В сущности, такие поиски вели в никуда. Наверняка в каждой мелкой, да и крупной клинике было точно так же. И каждая обещала сожрать тонну времени с неочевидными результатами.
«Препараты строгого учета, ну да, ну да».
Уходя, Дмитрий не забыл договориться о визите для стерилизации. Как бы ни относился теперь к нему этот ветеринар, кошек он явно любил, и это было главным.
III. Банный день
Прежде чем вернуться к делу профессора, Дмитрий успел отвезти притихшую Ксюшу домой. Все равно баня на улице Калинина так рано не открывалась, разве что для своих.
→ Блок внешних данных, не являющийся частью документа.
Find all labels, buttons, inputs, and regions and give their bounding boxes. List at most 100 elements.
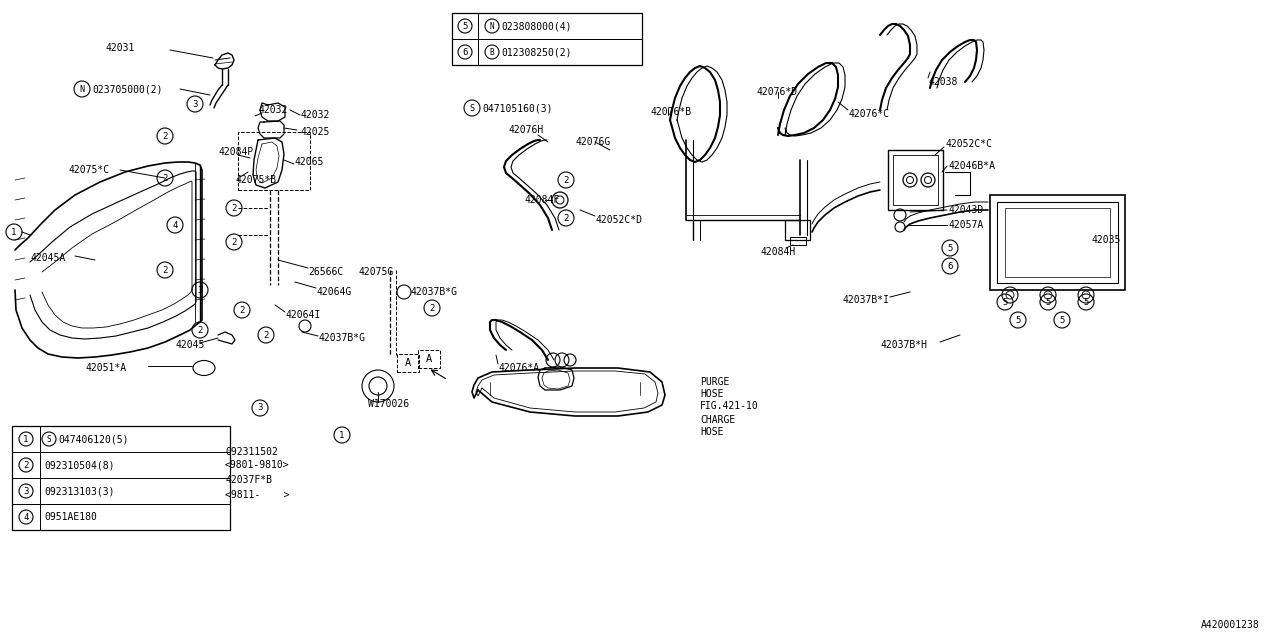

На «свойскость» Дмитрий не претендовал, поэтому пришел к официальному открытию.
Толкнул скрипучую дверь, прошел в предбанник, из него в комнатку, где сидела и принимала деньги тетя Люда, крепкая грудастая женщина из тех, что и буяна успокоят, и в мужскую парилку зайдут, причем не ради неприличностей, а поругаться, что опять шайки не там бросили и веник в углу забыли.
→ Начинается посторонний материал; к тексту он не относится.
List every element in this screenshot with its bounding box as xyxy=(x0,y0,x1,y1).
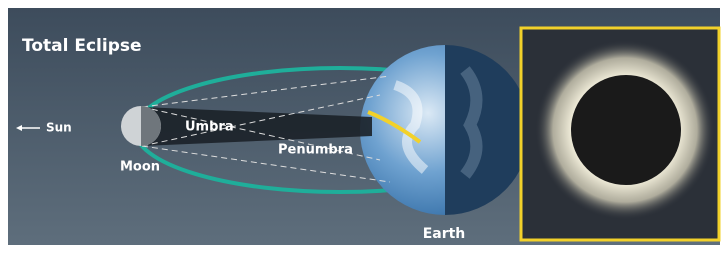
earth-label: Earth xyxy=(423,226,466,242)
title: Total Eclipse xyxy=(22,36,142,56)
penumbra-label: Penumbra xyxy=(278,143,353,158)
eclipsed-sun xyxy=(571,75,681,185)
moon-label: Moon xyxy=(120,160,160,175)
umbra-label: Umbra xyxy=(185,120,234,135)
earth xyxy=(360,45,530,215)
moon xyxy=(121,106,161,146)
sun-label: Sun xyxy=(46,121,72,135)
eclipse-diagram: Total Eclipse Sun Moon Umbra Penumbra Ea… xyxy=(0,0,727,253)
– А Беньямин сегодня принимает? – поинтересовался Дмитрий, кладя в мисочку монеты.
– А как же. Только расписано у него все.
– А вы скажите, что старый ширванский друг пришел, Дмитрием кличут, – посоветовал Меркулов, кладя лишний рубль. – Может, и найдет полчасика? Поясницу ломит, сил нет. То ли потянул, то ли простыл, черт его разберет, а Беня лучше любого терапевта все поправит.
Беньямин, или Беня Сарыев, родился в Ширване в семье простого рабочего-токаря. Ходил в садик, как все, потом в школу, прошел путь от октябренка до пионера, а потом внезапно понял, что в мире есть вещи поинтереснее учебы. Например, алкоголь, красивые и раскрепощенные девушки, сигареты – причем не абы какие, а чтобы горло не драли, – такси по вызову и прочее, чего пэтэушнику и будущему подмастерью на заводе просто так никто не блюдечке не подаст. На все это требовались деньги, и немалые, но денег у Бени не было даже малых.
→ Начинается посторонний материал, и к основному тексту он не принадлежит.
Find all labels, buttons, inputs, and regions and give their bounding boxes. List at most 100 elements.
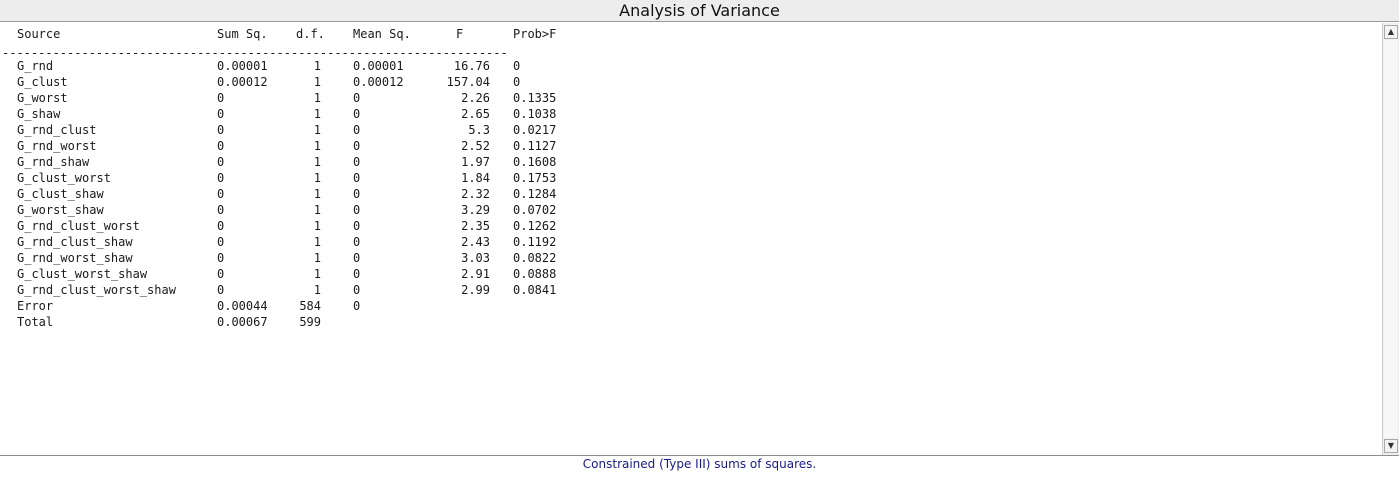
cell-prob: 0.1608 bbox=[513, 155, 557, 169]
cell-source: Total bbox=[17, 315, 54, 329]
cell-mean-sq: 0 bbox=[353, 283, 361, 297]
cell-df: 1 bbox=[313, 203, 321, 217]
cell-prob: 0.0217 bbox=[513, 123, 557, 137]
cell-source: G_clust_worst bbox=[17, 171, 111, 185]
cell-prob: 0.1262 bbox=[513, 219, 557, 233]
cell-prob: 0.1284 bbox=[513, 187, 557, 201]
cell-df: 1 bbox=[313, 155, 321, 169]
cell-f: 2.52 bbox=[461, 139, 490, 153]
cell-mean-sq: 0.00012 bbox=[353, 75, 404, 89]
table-row: G_rnd_shaw 0 1 0 1.97 0.1608 bbox=[0, 154, 700, 170]
cell-mean-sq: 0 bbox=[353, 155, 361, 169]
cell-source: G_worst bbox=[17, 91, 68, 105]
cell-prob: 0 bbox=[513, 59, 521, 73]
table-row: G_worst 0 1 0 2.26 0.1335 bbox=[0, 90, 700, 106]
vertical-scrollbar[interactable]: ▲ ▼ bbox=[1382, 23, 1399, 455]
cell-prob: 0.1335 bbox=[513, 91, 557, 105]
cell-f: 3.03 bbox=[461, 251, 490, 265]
cell-mean-sq: 0 bbox=[353, 267, 361, 281]
cell-sum-sq: 0 bbox=[217, 219, 225, 233]
table-row: G_rnd_clust_shaw 0 1 0 2.43 0.1192 bbox=[0, 234, 700, 250]
cell-sum-sq: 0 bbox=[217, 267, 225, 281]
table-row: G_shaw 0 1 0 2.65 0.1038 bbox=[0, 106, 700, 122]
cell-f: 2.99 bbox=[461, 283, 490, 297]
cell-f: 1.97 bbox=[461, 155, 490, 169]
anova-output-pane[interactable]: Source Sum Sq. d.f. Mean Sq. F Prob>F --… bbox=[0, 23, 1399, 456]
table-row: G_worst_shaw 0 1 0 3.29 0.0702 bbox=[0, 202, 700, 218]
cell-df: 1 bbox=[313, 219, 321, 233]
cell-f: 16.76 bbox=[453, 59, 490, 73]
cell-mean-sq: 0 bbox=[353, 251, 361, 265]
header-df: d.f. bbox=[296, 27, 325, 41]
scrollbar-track[interactable] bbox=[1384, 40, 1398, 438]
cell-f: 2.43 bbox=[461, 235, 490, 249]
cell-sum-sq: 0.00001 bbox=[217, 59, 268, 73]
cell-sum-sq: 0.00012 bbox=[217, 75, 268, 89]
cell-f: 2.65 bbox=[461, 107, 490, 121]
cell-f: 2.91 bbox=[461, 267, 490, 281]
cell-df: 1 bbox=[313, 283, 321, 297]
footer-note: Constrained (Type III) sums of squares. bbox=[582, 457, 817, 471]
cell-prob: 0.1127 bbox=[513, 139, 557, 153]
cell-sum-sq: 0 bbox=[217, 123, 225, 137]
table-row: G_clust 0.00012 1 0.00012 157.04 0 bbox=[0, 74, 700, 90]
cell-source: G_rnd bbox=[17, 59, 54, 73]
cell-f: 2.32 bbox=[461, 187, 490, 201]
cell-prob: 0 bbox=[513, 75, 521, 89]
cell-df: 1 bbox=[313, 235, 321, 249]
cell-sum-sq: 0.00044 bbox=[217, 299, 268, 313]
cell-df: 1 bbox=[313, 267, 321, 281]
header-mean-sq: Mean Sq. bbox=[353, 27, 411, 41]
cell-sum-sq: 0 bbox=[217, 107, 225, 121]
cell-df: 1 bbox=[313, 251, 321, 265]
table-row: G_rnd 0.00001 1 0.00001 16.76 0 bbox=[0, 58, 700, 74]
cell-source: G_rnd_worst_shaw bbox=[17, 251, 133, 265]
scroll-up-arrow-icon[interactable]: ▲ bbox=[1384, 25, 1398, 39]
cell-f: 5.3 bbox=[468, 123, 490, 137]
table-row: Error 0.00044 584 0 bbox=[0, 298, 700, 314]
cell-mean-sq: 0 bbox=[353, 187, 361, 201]
cell-source: G_clust_shaw bbox=[17, 187, 104, 201]
table-header-row: Source Sum Sq. d.f. Mean Sq. F Prob>F bbox=[0, 26, 700, 42]
cell-mean-sq: 0 bbox=[353, 171, 361, 185]
cell-mean-sq: 0 bbox=[353, 299, 361, 313]
cell-mean-sq: 0.00001 bbox=[353, 59, 404, 73]
anova-table: Source Sum Sq. d.f. Mean Sq. F Prob>F --… bbox=[0, 23, 1382, 455]
cell-sum-sq: 0 bbox=[217, 283, 225, 297]
cell-source: G_rnd_clust bbox=[17, 123, 97, 137]
table-row: G_clust_worst 0 1 0 1.84 0.1753 bbox=[0, 170, 700, 186]
cell-source: G_clust_worst_shaw bbox=[17, 267, 148, 281]
cell-sum-sq: 0 bbox=[217, 171, 225, 185]
header-sum-sq: Sum Sq. bbox=[217, 27, 268, 41]
table-row: G_rnd_clust_worst_shaw 0 1 0 2.99 0.0841 bbox=[0, 282, 700, 298]
scroll-down-arrow-icon[interactable]: ▼ bbox=[1384, 439, 1398, 453]
cell-prob: 0.0888 bbox=[513, 267, 557, 281]
cell-df: 1 bbox=[313, 107, 321, 121]
cell-df: 1 bbox=[313, 123, 321, 137]
cell-source: G_shaw bbox=[17, 107, 61, 121]
cell-sum-sq: 0 bbox=[217, 139, 225, 153]
cell-df: 599 bbox=[299, 315, 321, 329]
table-row: G_rnd_clust 0 1 0 5.3 0.0217 bbox=[0, 122, 700, 138]
cell-prob: 0.0841 bbox=[513, 283, 557, 297]
header-f: F bbox=[456, 27, 464, 41]
cell-mean-sq: 0 bbox=[353, 219, 361, 233]
cell-df: 1 bbox=[313, 139, 321, 153]
cell-sum-sq: 0 bbox=[217, 187, 225, 201]
cell-source: G_rnd_shaw bbox=[17, 155, 90, 169]
cell-mean-sq: 0 bbox=[353, 139, 361, 153]
cell-f: 157.04 bbox=[446, 75, 490, 89]
cell-source: G_rnd_worst bbox=[17, 139, 97, 153]
cell-prob: 0.1753 bbox=[513, 171, 557, 185]
window-title: Analysis of Variance bbox=[619, 1, 780, 20]
cell-source: Error bbox=[17, 299, 54, 313]
cell-df: 1 bbox=[313, 91, 321, 105]
table-row: G_clust_worst_shaw 0 1 0 2.91 0.0888 bbox=[0, 266, 700, 282]
cell-prob: 0.1038 bbox=[513, 107, 557, 121]
cell-df: 1 bbox=[313, 187, 321, 201]
cell-mean-sq: 0 bbox=[353, 203, 361, 217]
cell-mean-sq: 0 bbox=[353, 107, 361, 121]
cell-mean-sq: 0 bbox=[353, 123, 361, 137]
cell-sum-sq: 0 bbox=[217, 251, 225, 265]
cell-df: 584 bbox=[299, 299, 321, 313]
Решать эту проблему Беньямин начал с того, что еще школьником выпрашивал у иностранцев возле гостиниц жвачки и прочую мелочовку, которая «там» не стоила ничего, а вот здесь – очень даже.
Логичный следующий шаг, уже попозже – покупать у иностранцев что-нибудь поинтереснее жвачки, например джинсы. Выгода тут была обоюдная: Беня фарцевал, наваривая две или три цены, а иностранцы получали советскую валюту по очень выгодному для себя курсу.
Там-то его и задержали в первый раз, причем фарцовщик почти смог выкрутиться, выдавая себя за иностранца. Подвело слабое знание языка. Тогда он вымолил себе прощение, клялся, что больше ни за что и никогда – пока не попался снова буквально через неделю. Поскольку фарцевал Беня в основном мелочовкой, суд дал ему полгода, да и то условно.
Возможно, судья понадеялся на исправление спекулянта, но Дмитрий подозревал, что тот просто решил не забивать такой ерундой и без того полные тюрьмы.
А вот потом… потом грянули семидесятые, и спекуляция изменилась, заматерела. Зачем торговать мелочовкой – да и, по правде, жвачки уже перестали так уж цениться, – когда можно договориться с директором магазина или втянуть в сделку завхоза, а самому заниматься сетью продаж на черном рынке? Вот и Беня подумал: почему бы и нет? И договорился. И схему выстроил хорошую, рабочую, выгодную. Наконец-то появились деньги на все то, о чем мечталось в школе, а потом в ПТУ. А вот не жадничать фарцовщик так и не научился. Сказка длилась всего полгода.
Не взяли его тогда чисто случайно: Беня как раз шел к директору, когда того вязали. Увидел милиционеров, понял, что происходит, и домой уже не вернулся, благо привык носить деньги с собой. Исчез, с концами.
Сам Дмитрий узнал об этой истории почти случайно – когда во Владе накрыли квартиру, где делали чудного качества документы. Узнал, когда начал проверять, кому же их делали… и совершил небольшое – или большое – должностное преступление: с ведома Деда утаил часть показаний. Фарцовщик и спекулянт, пусть даже крупный – это неприятно, но за то дело, по рассуждению Дмитрия, в первую очередь отвечали директор с завхозом и бухгалтерия. И Беня в тюрьме, откровенно говоря, был бесполезен, в отличие от Бени на свободе. Потому что умение договариваться не пропьешь.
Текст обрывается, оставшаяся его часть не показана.